Pierre Werner belongs to the group of European leaders who promoted policies firmly rooted in a coherent vision of Europe, bringing together economic, historical and political arguments, as of why peace and prosperity in Europe need economic and monetary integration.
At the end of the 1960s, the Werner Report defined monetary unification as a European long-term goal, proposing a blueprint on how to achieve monetary integration which dominated the debate on this issue in the following decades.
The international economic and financial turmoil of the 1970s brought this early impulse to a swift halt. The monetary arrangement known as ‘the Snake’ kept the policy initiative in monetary matters symbolically alive, but it was not until 1978 that the launch of the European Monetary System (EMS) marked the beginning of the path to the monetary union envisioned by Pierre Werner.
The initial phase of the EMS was met with general scepticism and had little influence on domestic policies until 1983. Then, policy support of a new view of European monetary integration emerged, based on a fixed exchange rate that could ‘borrow’ anti-inflationary credibility and fiscal discipline from the country with the most successful inflation record, Germany, to the other European countries. This asymmetric view of European monetary arrangement was absent in early analyses, including the Werner Report, which instead influenced clearly the Delors report, and therefore the Treaty of Maastricht, in terms of ensuring the conditions for effective policy co-ordination.
The 1992-93 European currency crises imparted two important lessons. First, a fixed exchange rate per se is not a guarantee of success; and second, any failure of policy coordination is potentially quite disruptive in Europe. It took a few years for European leaders to readdress their strategy on both these accounts.
Although the successful launch of the Euro and the subsequent overall good economic performance of the euro area were somewhat helped by a favourable international scenario, large global and local imbalances were also building up in this phase. Combined with deep but well hidden problems in financial markets, these factors generated the strongest crisis since the Great Depression. The response of economic policy was appropriate, preventing systemic collapse of the financial markets and of the real economy.
The counterpart of this policy was, however, a major deterioration of the fiscal position of most countries, in particular in Europe and in the euro area, with massive increases in the fiscal deficit and in the government debt. A number of important steps were taken towards redesigning the institutional architecture of EMU, based on the roadmap outlined in the Four Presidents Report (2012).
The background has changed in these years following the crisis.

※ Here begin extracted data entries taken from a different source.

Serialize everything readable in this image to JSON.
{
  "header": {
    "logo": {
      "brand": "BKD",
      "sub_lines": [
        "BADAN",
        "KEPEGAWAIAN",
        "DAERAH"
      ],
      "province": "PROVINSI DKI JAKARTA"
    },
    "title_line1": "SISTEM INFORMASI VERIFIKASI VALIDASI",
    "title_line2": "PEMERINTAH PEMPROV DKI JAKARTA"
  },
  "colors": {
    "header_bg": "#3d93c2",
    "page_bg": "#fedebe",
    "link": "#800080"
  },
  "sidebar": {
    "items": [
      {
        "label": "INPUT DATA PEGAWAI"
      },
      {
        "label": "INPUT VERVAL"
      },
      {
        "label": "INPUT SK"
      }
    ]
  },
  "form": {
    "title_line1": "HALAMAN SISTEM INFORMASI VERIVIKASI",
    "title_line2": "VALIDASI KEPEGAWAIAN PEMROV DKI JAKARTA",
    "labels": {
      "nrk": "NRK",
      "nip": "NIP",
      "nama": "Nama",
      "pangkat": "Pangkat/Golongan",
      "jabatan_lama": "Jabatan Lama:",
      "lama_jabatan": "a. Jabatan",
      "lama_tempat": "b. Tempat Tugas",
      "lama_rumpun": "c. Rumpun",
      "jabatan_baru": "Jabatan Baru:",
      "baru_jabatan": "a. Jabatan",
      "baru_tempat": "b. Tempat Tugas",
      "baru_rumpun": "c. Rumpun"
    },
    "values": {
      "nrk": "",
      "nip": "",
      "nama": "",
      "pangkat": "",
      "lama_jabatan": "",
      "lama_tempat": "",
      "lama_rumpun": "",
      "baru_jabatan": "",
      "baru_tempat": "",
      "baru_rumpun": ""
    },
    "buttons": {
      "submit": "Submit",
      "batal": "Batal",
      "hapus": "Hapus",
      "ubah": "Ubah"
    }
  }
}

At first it seemed to be going ‘according to plan’: with ‘euro-stressed countries’ starting to come out of the recession, the development of the European Stability Mechanism and of the European Banking Union, and the 2015 Five Presidents’ Report (2015)calling for a further development of the Financial Union and the Fiscal Union, as well as an enhancement of risk-sharing “through a mechanism of fiscal stabilization for the euro area as a whole,” and to improve the collective decision making within the Fiscal Union with a “future euro area treasury.”
However, the plan has been shaken since 2016: in response to the international situation, EU priorities have changed – with migration, security and defense coming to the forefront, – euro-skeptic populism, nourished by the recession, has become a democratic challenge in several euro countries and, more importantly, Brexit: the first historical reversal of the European integration process, questioning the process itself.
The same European Commission in its White Paper on the future of Europe has postulated five different scenarios of “the potential state of the Union by 2025”, which in turn entail five different scenarios for the EMU – only the maximalist scenario contemplates: “Economic, financial and fiscal union is achieved as envisioned in the report of the Five Presidents of June 2015.”